But the thing is. His parents don't exist, but someone still wrote that note. Yoo Joonghyuk spends the Yoo Mia side story wondering about his 'creator' or 'god' and what if he's right? He does after all have uncanny intuition on the nature of his reality and almost breaks the fourth wall multiple times.
And it's not so out of the realm of possibility for tls123 to interfere with Yoo Joonghyuk's backstory pre-canon.
Remember that 1863 Han Sooyoung sent Asuka Ren, a fictional character, an email to buy the rights to her manhwa. In real life. She didn't write herself doing it in twsa, because Kim Dokja only finds this information out by asking Asuka Ren directly. (And then she immediately forgets everything related to her manhwa and tls123...creepy! And this happens in Yoo Mia side story too, when everyone else except YJH forgets Manager Y.S existed, plus Yoo Joonghyuk's whole hallucination thing. Fictional Characters and Real People interracting before it's time is too much for peoples minds to handle/not allowed by the universe?)
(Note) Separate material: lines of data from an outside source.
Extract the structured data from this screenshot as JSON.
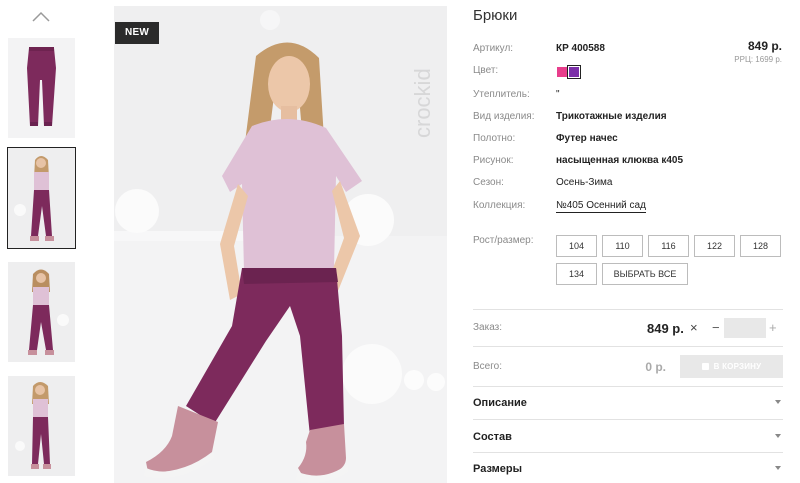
{
  "badge": "NEW",
  "brand": "crockid",
  "product": {
    "title": "Брюки",
    "price": "849 р.",
    "rrp": "РРЦ: 1699 р."
  },
  "attributes": [
    {
      "label": "Артикул:",
      "value": "КР 400588"
    },
    {
      "label": "Цвет:",
      "value": ""
    },
    {
      "label": "Утеплитель:",
      "value": "\""
    },
    {
      "label": "Вид изделия:",
      "value": "Трикотажные изделия"
    },
    {
      "label": "Полотно:",
      "value": "Футер начес"
    },
    {
      "label": "Рисунок:",
      "value": "насыщенная клюква к405"
    },
    {
      "label": "Сезон:",
      "value": "Осень-Зима"
    },
    {
      "label": "Коллекция:",
      "value": "№405 Осенний сад"
    }
  ],
  "colors": [
    {
      "name": "pink",
      "hex": "#e83e8c"
    },
    {
      "name": "purple",
      "hex": "#7b2fa8",
      "selected": true
    }
  ],
  "sizes": {
    "label": "Рост/размер:",
    "options": [
      "104",
      "110",
      "116",
      "122",
      "128",
      "134"
    ],
    "select_all": "ВЫБРАТЬ ВСЕ"
  },
  "order": {
    "label": "Заказ:",
    "price": "849 р.",
    "times": "×",
    "minus": "−",
    "plus": "+",
    "quantity": ""
  },
  "total": {
    "label": "Всего:",
    "value": "0 р.",
    "cart_button": "В КОРЗИНУ"
  },
  "accordion": [
    "Описание",
    "Состав",
    "Размеры"
  ],
  "icons": {
    "thumbs_up": "chevron-up-icon",
    "accordion": "chevron-down-icon",
    "cart": "bag-icon"
  },
  "palette": {
    "pants": "#7d2a5c",
    "shirt": "#dfc1d6",
    "background": "#efeff0"
  }
}
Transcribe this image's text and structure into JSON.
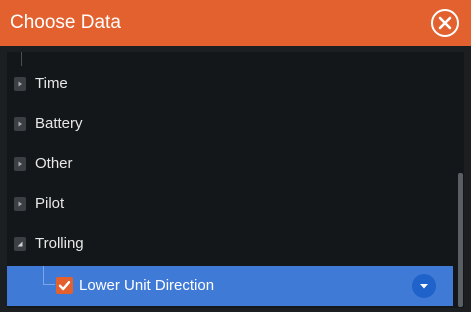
{
  "dialog": {
    "title": "Choose Data",
    "close_icon": "close-circle-icon"
  },
  "list": {
    "items": [
      {
        "label": "Time",
        "state": "collapsed"
      },
      {
        "label": "Battery",
        "state": "collapsed"
      },
      {
        "label": "Other",
        "state": "collapsed"
      },
      {
        "label": "Pilot",
        "state": "collapsed"
      },
      {
        "label": "Trolling",
        "state": "expanded"
      }
    ],
    "selected_child": {
      "label": "Lower Unit Direction",
      "checked": true,
      "dropdown_icon": "chevron-down-icon"
    }
  },
  "colors": {
    "title_bar": "#e2612f",
    "selection": "#3f7ad6",
    "checkbox": "#e2612f",
    "dropdown": "#1f62c9"
  }
}
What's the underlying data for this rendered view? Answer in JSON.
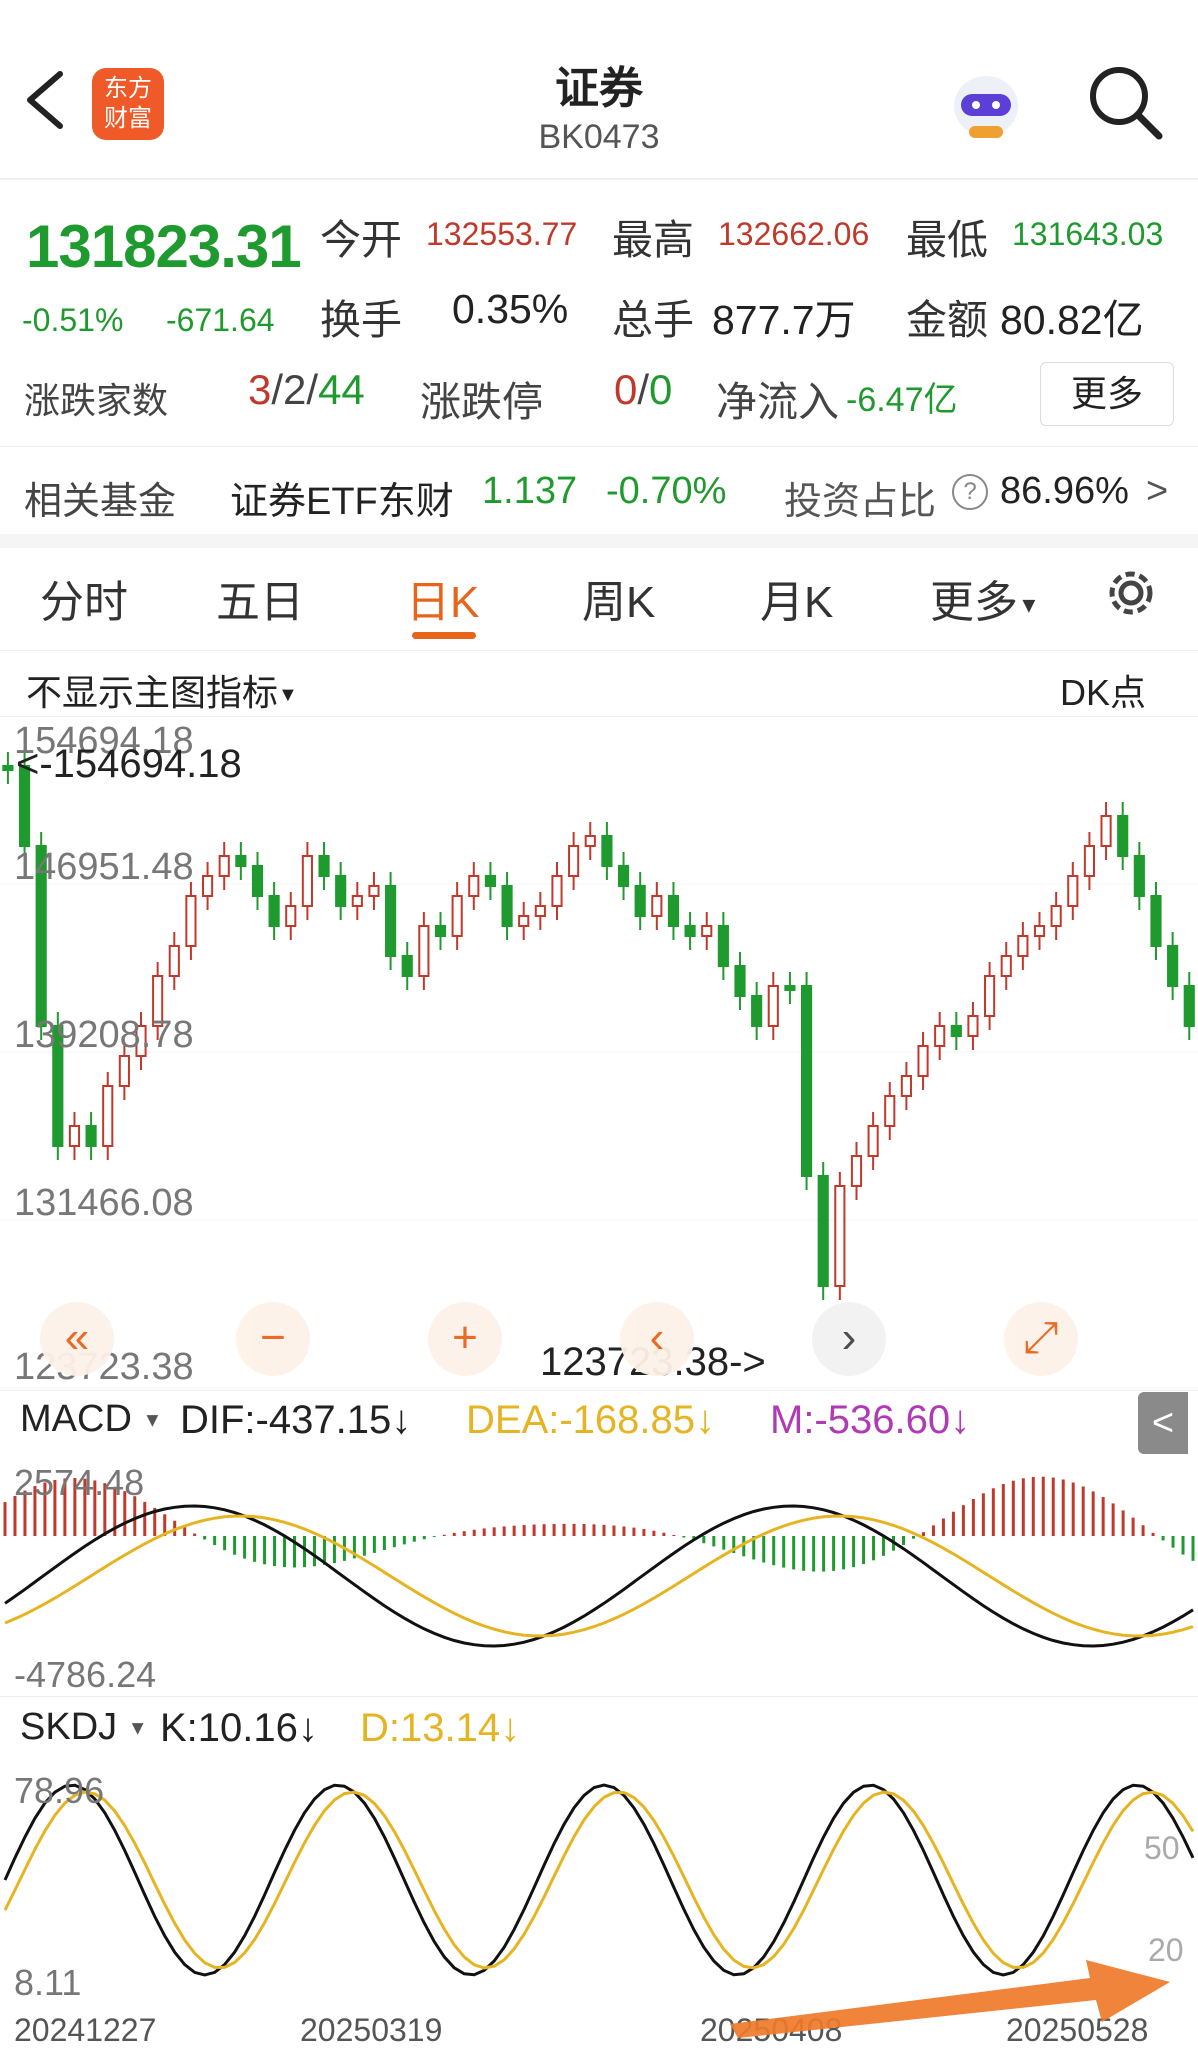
{
  "header": {
    "back_icon": "chevron-left-icon",
    "logo_text_1": "东方",
    "logo_text_2": "财富",
    "title": "证券",
    "code": "BK0473",
    "robot_icon": "robot-avatar-icon",
    "search_icon": "search-icon"
  },
  "quote": {
    "price": "131823.31",
    "change_pct": "-0.51%",
    "change_val": "-671.64",
    "open_label": "今开",
    "open_value": "132553.77",
    "high_label": "最高",
    "high_value": "132662.06",
    "low_label": "最低",
    "low_value": "131643.03",
    "turnover_label": "换手",
    "turnover_value": "0.35%",
    "volume_label": "总手",
    "volume_value": "877.7万",
    "amount_label": "金额",
    "amount_value": "80.82亿",
    "updown_label": "涨跌家数",
    "up_count": "3",
    "sep1": "/",
    "flat_count": "2",
    "sep2": "/",
    "down_count": "44",
    "limit_label": "涨跌停",
    "limit_up": "0",
    "sep3": "/",
    "limit_down": "0",
    "netflow_label": "净流入",
    "netflow_value": "-6.47亿",
    "more_button": "更多"
  },
  "fund": {
    "label": "相关基金",
    "name": "证券ETF东财",
    "price": "1.137",
    "change": "-0.70%",
    "ratio_label": "投资占比",
    "ratio_value": "86.96%",
    "arrow": ">"
  },
  "tabs": [
    "分时",
    "五日",
    "日K",
    "周K",
    "月K",
    "更多"
  ],
  "active_tab": "日K",
  "settings_icon": "gear-icon",
  "kchart": {
    "indicator_select": "不显示主图指标",
    "dk_label": "DK点",
    "y_labels": [
      "154694.18",
      "146951.48",
      "139208.78",
      "131466.08",
      "123723.38"
    ],
    "high_marker": "<-154694.18",
    "low_marker": "123723.38->",
    "controls": [
      "«",
      "−",
      "+",
      "‹",
      "›",
      "⤢"
    ]
  },
  "macd": {
    "label": "MACD",
    "dif": "DIF:-437.15↓",
    "dea": "DEA:-168.85↓",
    "m": "M:-536.60↓",
    "y_top": "2574.48",
    "y_bottom": "-4786.24",
    "side_button": "<"
  },
  "skdj": {
    "label": "SKDJ",
    "k": "K:10.16↓",
    "d": "D:13.14↓",
    "y_top": "78.96",
    "y_bottom": "8.11",
    "lvl50": "50",
    "lvl20": "20"
  },
  "dates": [
    "20241227",
    "20250319",
    "20250408",
    "20250528"
  ],
  "colors": {
    "up": "#c0392b",
    "down": "#1f9a2e",
    "accent": "#e8641b",
    "dea": "#e6b422",
    "m": "#b03ab5"
  }
}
Anyway, she can at the very least communicate with her characters indirectly through notes/emails. I think she's capable of this because she is also out of this world, a ghost possesing young Han Sooyoung. And she is a 'character' by Kim Dokja's standards too.
So. She wrote that note and left Yoo Mia at Yoo Joonghyuk's door.
Because it is an event that needs to happen ('a canon event', literally) like Asuka Ren selling the rights to her manhwa, like tls123 starting to publish TWSA while Kim Dokja is still fifteen.
Her particular brand of time travel is very 'ensuring things happen when and exactly like they're supposed to' focused. It's like her one mission in the past. I think headcanoning to incorparate Yoo Mia side story like this doesn't detract from that but adds an interesting extra layer. And also I have an agenda.